Why have checksum in tus ? There is already checksums on the IP-layer. That means you do not have to add it to tus (no bytes will every be corrupted).

/ Magnus


#2

That’s a good question! Some situations where it could be useful are highlighted in this discussion: https://github.com/tus/tus-resumable-upload-protocol/issues/7. Especially the google engineers there were strong advocates for having checksums in a higher level.

A few quotes for convenience:

File corruption is insidious, and sneaks in everywhere.

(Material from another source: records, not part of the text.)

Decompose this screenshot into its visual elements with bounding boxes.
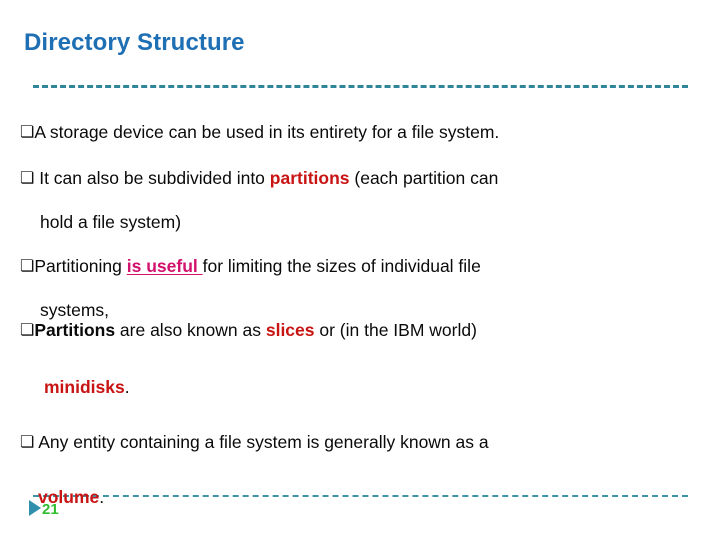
bullet-line-2-continuation: hold a file system) xyxy=(40,212,182,232)
bullet-square-icon: ❏ xyxy=(20,256,35,275)
bullet-square-icon: ❏ xyxy=(20,320,35,339)
page-number: 21 xyxy=(42,501,59,518)
bullet-line-2-text-a: It can also be subdivided into xyxy=(34,168,270,188)
bullet-line-1: ❏A storage device can be used in its ent… xyxy=(20,122,500,142)
bullet-line-3: ❏Partitioning is useful for limiting the… xyxy=(20,256,481,276)
bullet-line-4-continuation: minidisks. xyxy=(44,377,130,397)
keyword-minidisks: minidisks xyxy=(44,377,125,397)
bullet-line-5: ❏ Any entity containing a file system is… xyxy=(20,432,489,452)
keyword-is-useful: is useful xyxy=(126,256,203,276)
slide-body: ❏A storage device can be used in its ent… xyxy=(0,0,720,540)
page-marker: 21 xyxy=(29,497,75,527)
bullet-line-4-text-a: are also known as xyxy=(115,320,266,340)
keyword-partitions-bold: Partitions xyxy=(34,320,116,340)
bullet-line-3-text-b: for limiting the sizes of individual fil… xyxy=(202,256,481,276)
slide: Directory Structure ❏A storage device ca… xyxy=(0,0,720,540)
bottom-divider xyxy=(33,495,688,497)
bullet-line-3-text-a: Partitioning xyxy=(34,256,127,276)
bullet-line-4-continuation-punct: . xyxy=(124,377,130,397)
bullet-line-4-text-b: or (in the IBM world) xyxy=(314,320,477,340)
keyword-partitions: partitions xyxy=(269,168,350,188)
bullet-line-3-continuation: systems, xyxy=(40,300,110,320)
bullet-line-2: ❏ It can also be subdivided into partiti… xyxy=(20,168,499,188)
bullet-line-1-text: A storage device can be used in its enti… xyxy=(34,122,500,142)
bullet-line-2-text-b: (each partition can xyxy=(349,168,499,188)
bullet-square-icon: ❏ xyxy=(20,168,35,187)
keyword-slices: slices xyxy=(265,320,315,340)
bullet-square-icon: ❏ xyxy=(20,432,35,451)
play-triangle-icon xyxy=(29,500,41,516)
bullet-line-4: ❏Partitions are also known as slices or … xyxy=(20,320,477,340)
bullet-line-5-text: Any entity containing a file system is g… xyxy=(34,432,489,452)
bullet-line-5-continuation-punct: . xyxy=(99,487,105,507)
bullet-square-icon: ❏ xyxy=(20,122,35,141)
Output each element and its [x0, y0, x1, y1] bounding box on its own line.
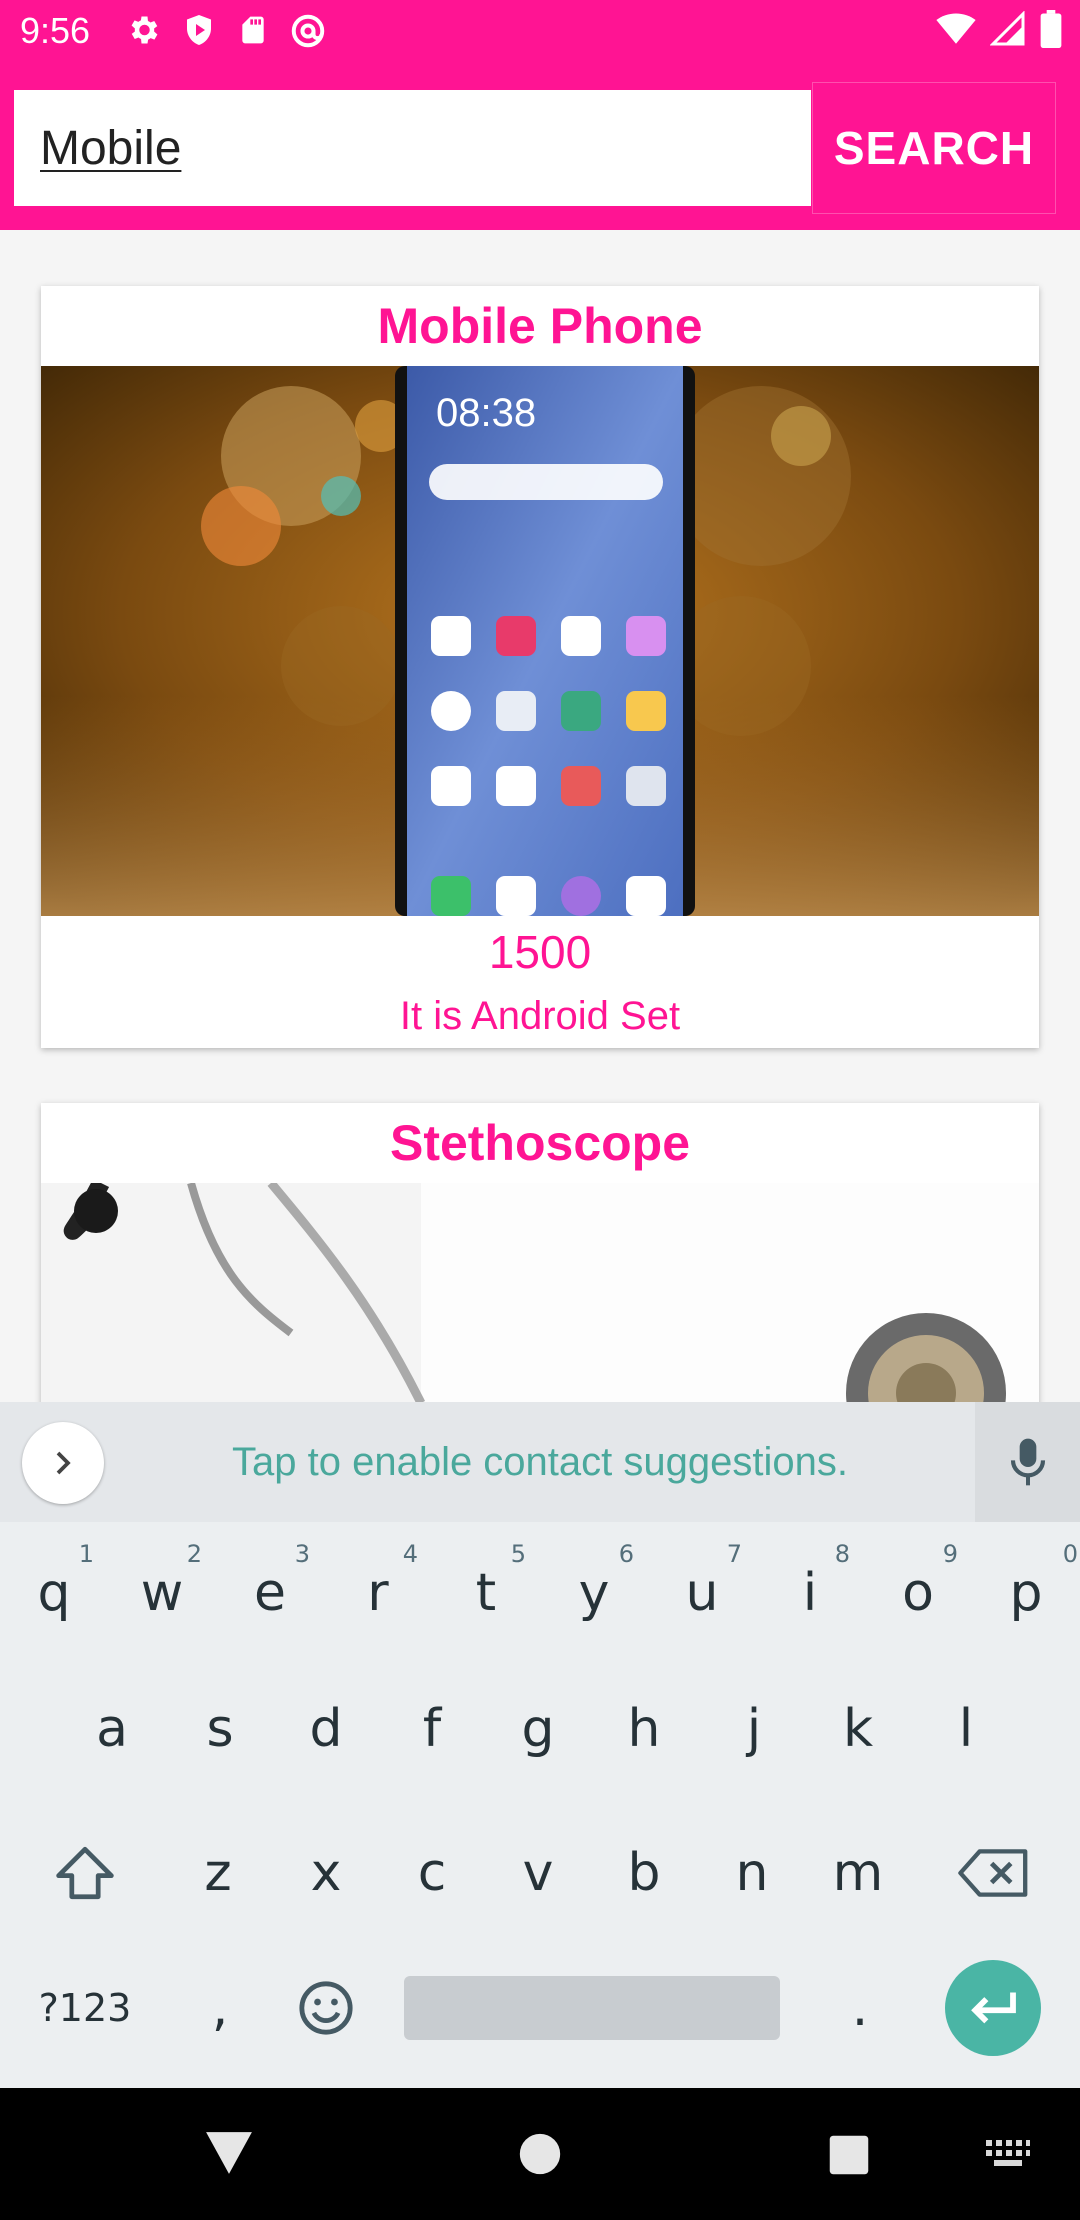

I wish we had an end-to-end default checksum algorithm we could use

worst case noisy lines you might see a 2±bit error (all single bit errors will be caught by the TCP checksum) once in 10**12 bytes (1 terabyte transferred) on a raw socket, so we added an extra 32-bit checksum per binary message (~100-1000 bytes, multiple messages per TCP packet, and they can cross packet boundaries).
We figured this pushed the error rate out to something close to 10**40 which is my unofficial “ain’t never gonna happen” figure (c.f. age of the universe in seconds).

checksums should also proof useful for catching bugs in the software [implementations]

One situation that I can see it fixing is the situation of someone resuming a file upload of a file that has changed. There is a few ways that can be resolved however without checksums one would never know the data had changed and the file would/could end up corrupted as it attempts to resume.